Four days before President Clinton's scheduled visit to Gaza and Israel, the Palestinians are excitedly manufacturing US flags and issuing invitations to hear the President speak. Israel's Prime Minister, Mr Benjamin Netanyahu, by contrast, is denying ever having invited the President, as well as hinting he will boycott a three-way meeting with Mr Clinton and Mr Yasser Arafat. Mr Netanyahu is also preoccupied with an uphill battle to prevent the collapse of his government as soon as the visit is over.
When Mr Netanyahu returned from the US with the Wye peace deal in October, he expressed delight that Mr Clinton, as part of that accord, would be travelling to Gaza to witness the public annulment by the Palestine National Council of the anti-Israeli clauses in the PLO's guiding Covenant.

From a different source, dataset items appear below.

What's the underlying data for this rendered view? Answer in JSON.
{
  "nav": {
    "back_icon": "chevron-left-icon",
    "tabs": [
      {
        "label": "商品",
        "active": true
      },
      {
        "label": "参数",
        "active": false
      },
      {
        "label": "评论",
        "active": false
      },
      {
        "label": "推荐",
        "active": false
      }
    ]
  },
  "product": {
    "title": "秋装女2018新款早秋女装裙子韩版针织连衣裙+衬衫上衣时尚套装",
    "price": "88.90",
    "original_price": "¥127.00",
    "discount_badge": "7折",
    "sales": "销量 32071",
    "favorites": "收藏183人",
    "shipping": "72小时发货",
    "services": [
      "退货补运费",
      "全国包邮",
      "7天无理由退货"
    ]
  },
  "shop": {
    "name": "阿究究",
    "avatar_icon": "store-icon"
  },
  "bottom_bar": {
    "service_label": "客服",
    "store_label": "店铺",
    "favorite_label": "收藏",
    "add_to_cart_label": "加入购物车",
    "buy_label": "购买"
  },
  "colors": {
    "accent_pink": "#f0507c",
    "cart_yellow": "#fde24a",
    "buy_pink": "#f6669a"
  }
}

Mr Netanyahu is still half-heartedly declaring that the President will be a welcome guest.
Given the billions of dollars in aid that the US has granted Israel, and the critical strategic alliance between them, he could hardly say otherwise. But now that it has belatedly dawned on him that the Clinton trip to Gaza will immeasurably boost Mr Arafat's claims to Palestinian statehood, the Prime Minister is ducking responsibility for the invitation.
He is also already hinting that the PNC session which Mr Clinton is to attend next Monday will not meet his demands. Invitations to the session make no reference to annulling the Covenant, he noted yesterday, but refer only to a speech by President Clinton. If no formal vote to annul the Covenant takes place, Mr Netanyahu has said that he will not attend a meeting with the President and Mr Arafat.
Mr Dennis Ross, the US special envoy who is here to prepare for the visit, rose to Mr Netanyahu's defence yesterday, saying that the visit was "frankly, an idea that came from us." Presumably Mr Ross had forgotten that Clinton, in a recent Israel TV interview, had said that it was "the Prime Minister" who invited him.
The misjudged Clinton visit is only one of many elements of the Wye deal infuriating many members of Mr Netanyahu's tottering coalition. And although the Prime Minister, in a last-ditch parliamentary manoeuvre, managed to stave off his government's collapse in a stormy Knesset session on Monday night, he won only a two-week respite. His own ministers are now lining up to suggest that he either forge a "unity" coalition with the main opposition Labour Party, or give up and initiate new elections.
Mr Netanyahu yesterday gave no hint of his plans.